Pour finir, et pour présenter concrètement un exemple de traitement de ce problème du langage musical subsumé par les morphologies, je me permets de prendre pour exemple mon cycle Rivages, une commande d’état actuellement en cours d’écriture pour l’ensemble S:IC[18].
Cet ensemble de compositions, Rivages, est sous-titré neuf études figurales, j’aurais pu écrire neuf études morphologiques.

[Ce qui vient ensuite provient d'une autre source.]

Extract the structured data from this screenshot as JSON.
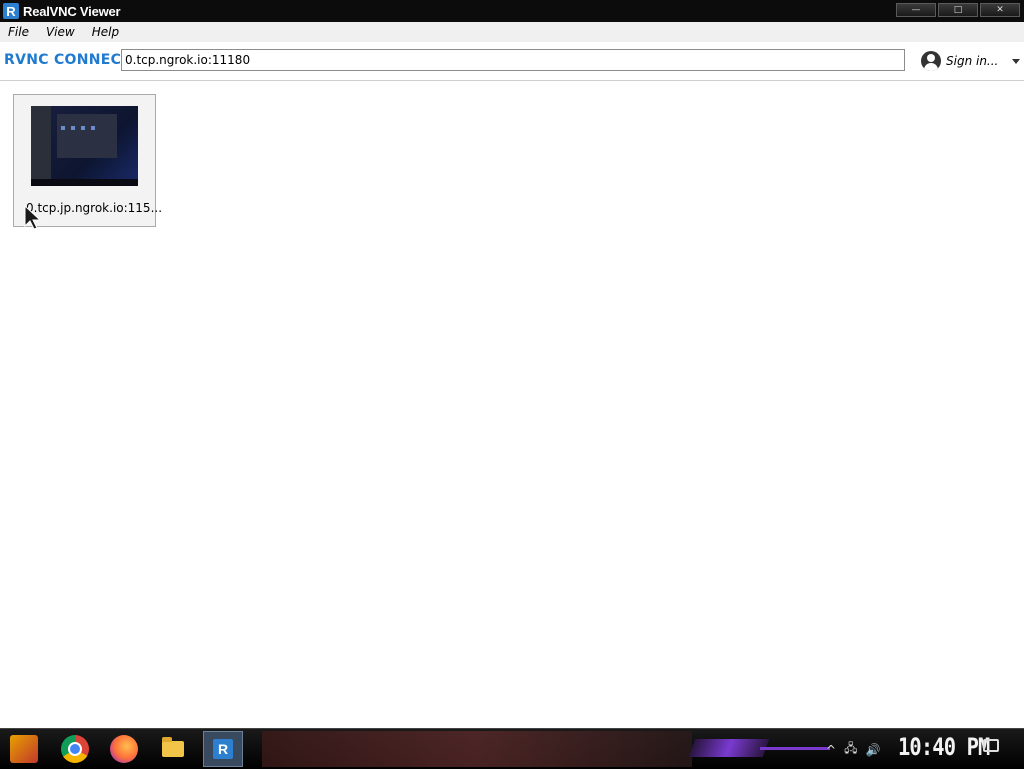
{
  "window": {
    "title": "RealVNC Viewer",
    "app_icon_letter": "R",
    "minimize_glyph": "—",
    "maximize_glyph": "□",
    "close_glyph": "✕"
  },
  "menu": {
    "items": [
      "File",
      "View",
      "Help"
    ]
  },
  "toolbar": {
    "logo_text": "RVNC CONNECT",
    "address_value": "0.tcp.ngrok.io:11180",
    "signin_label": "Sign in...",
    "accent_color": "#1f7ad0"
  },
  "connections": [
    {
      "label": "0.tcp.jp.ngrok.io:115..."
    }
  ],
  "taskbar": {
    "icons": [
      "start-icon",
      "chrome-icon",
      "firefox-icon",
      "file-explorer-icon",
      "realvnc-icon"
    ],
    "vnc_letter": "R",
    "tray_up": "^",
    "tray_network": "🖧",
    "tray_volume": "🔊",
    "clock": "10:40 PM"
  }
}
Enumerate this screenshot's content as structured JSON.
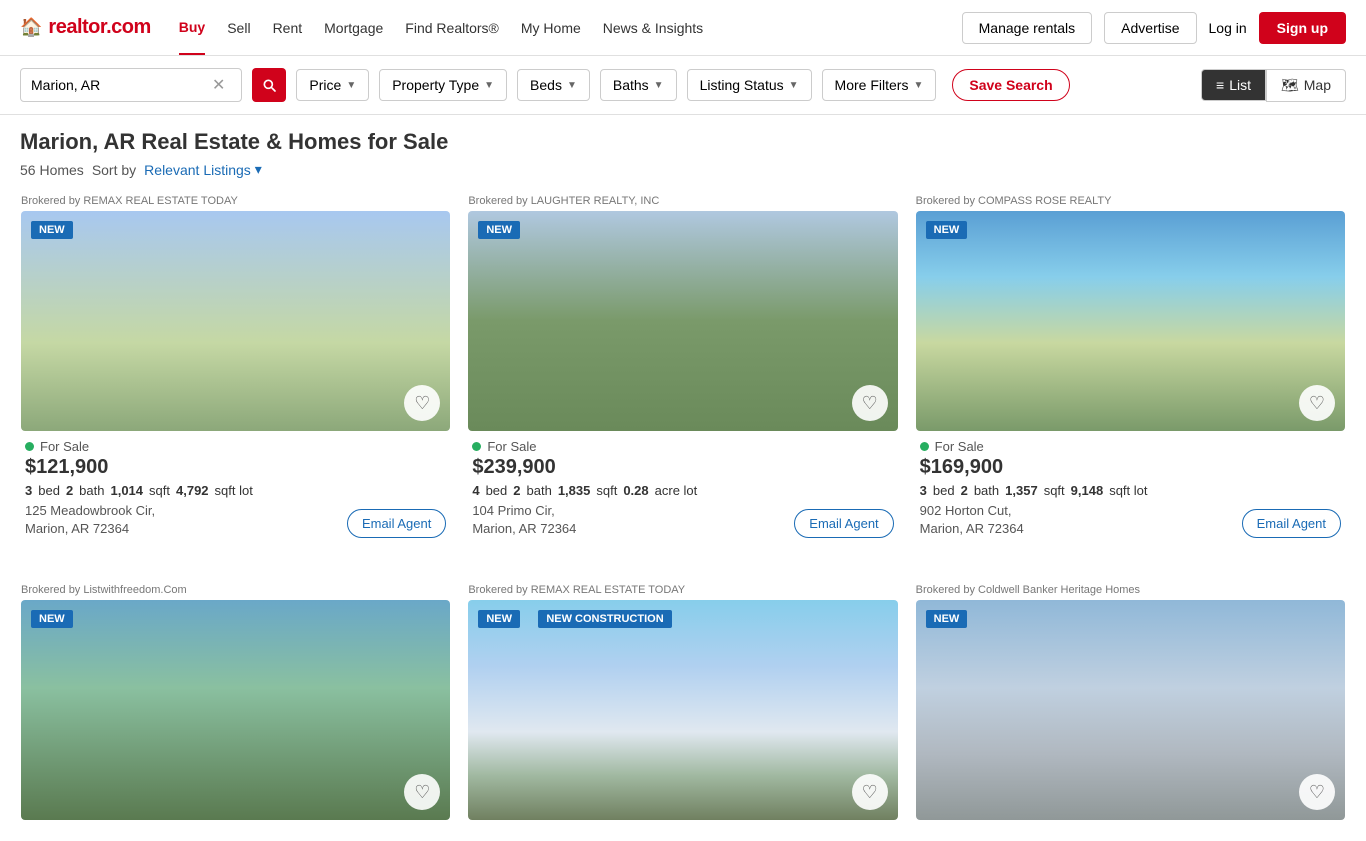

Ces études sont de la musique de chambre, c’est-à-dire, non dirigée, et destinées à un ensemble particulier, en l’occurrence l’ensemble S:IC, avec qui je poursuis une relation musicale depuis 1993. Penser à des instrumentistes singuliers pour de la musique de chambre est une situation fréquente, voire indispensable, mais l’engagement de cet ensemble dans la volonté d’interpréter, de comprendre, et de diffuser la musique des jeunes compositeurs, est dans ce cas particulièrement exceptionnel. Ainsi, envisager d’écrire neuf compositions pour les instrumentistes de S:I,C correspond autant à une volonté de travail en commun qu’à un hommage…
Mais il y a une autre raison, esquissée plus haut : trouver un orchestre dont la totalité des membres est impliqués dans la musique de notre temps est suffisamment difficile pour que l’on soit obligé, dans ce contexte, soit de simplifier de façon drastique ses choix, soit de s’en remettre à des interprétations gâchées. On ne devrait écrire pour orchestre que lorsque ses choix de composition sont suffisamment « rodés » pour qu’ils soient, si ce n’est connus, au moins assimilés par un ensemble assez grand d’interprètes ; ou s’en remettre au charisme de quelques chefs… Pour qui pense que la musique d’aujourd’hui se doit d’être toujours au-delà d’un tel « fonctionnement », la musique de chambre reste l’outil indépassable[19].
Pour être tout-à-fait honnête, il y va sans doute aussi d’un manque de combativité de ma part…
Les études figurales sont, d’une certaine façon, mon premier essai de « musique pure ». Cependant, je l’ai souligné plus haut, un tel concept reste encore largement indéterminé, à la fois historiquement (cf. supra), et esthétiquement (dans la mesure où d’autres concepts, comme celui d’une éventuelle sémantique musicale, restent d’actualité). En fait, c’est peut-être l’idée d’étude qui décrit le mieux le projet sous-jacent : « étude » étant pris ici dans le sens de quête de potentialités alternatives d’une idée centrale de composition.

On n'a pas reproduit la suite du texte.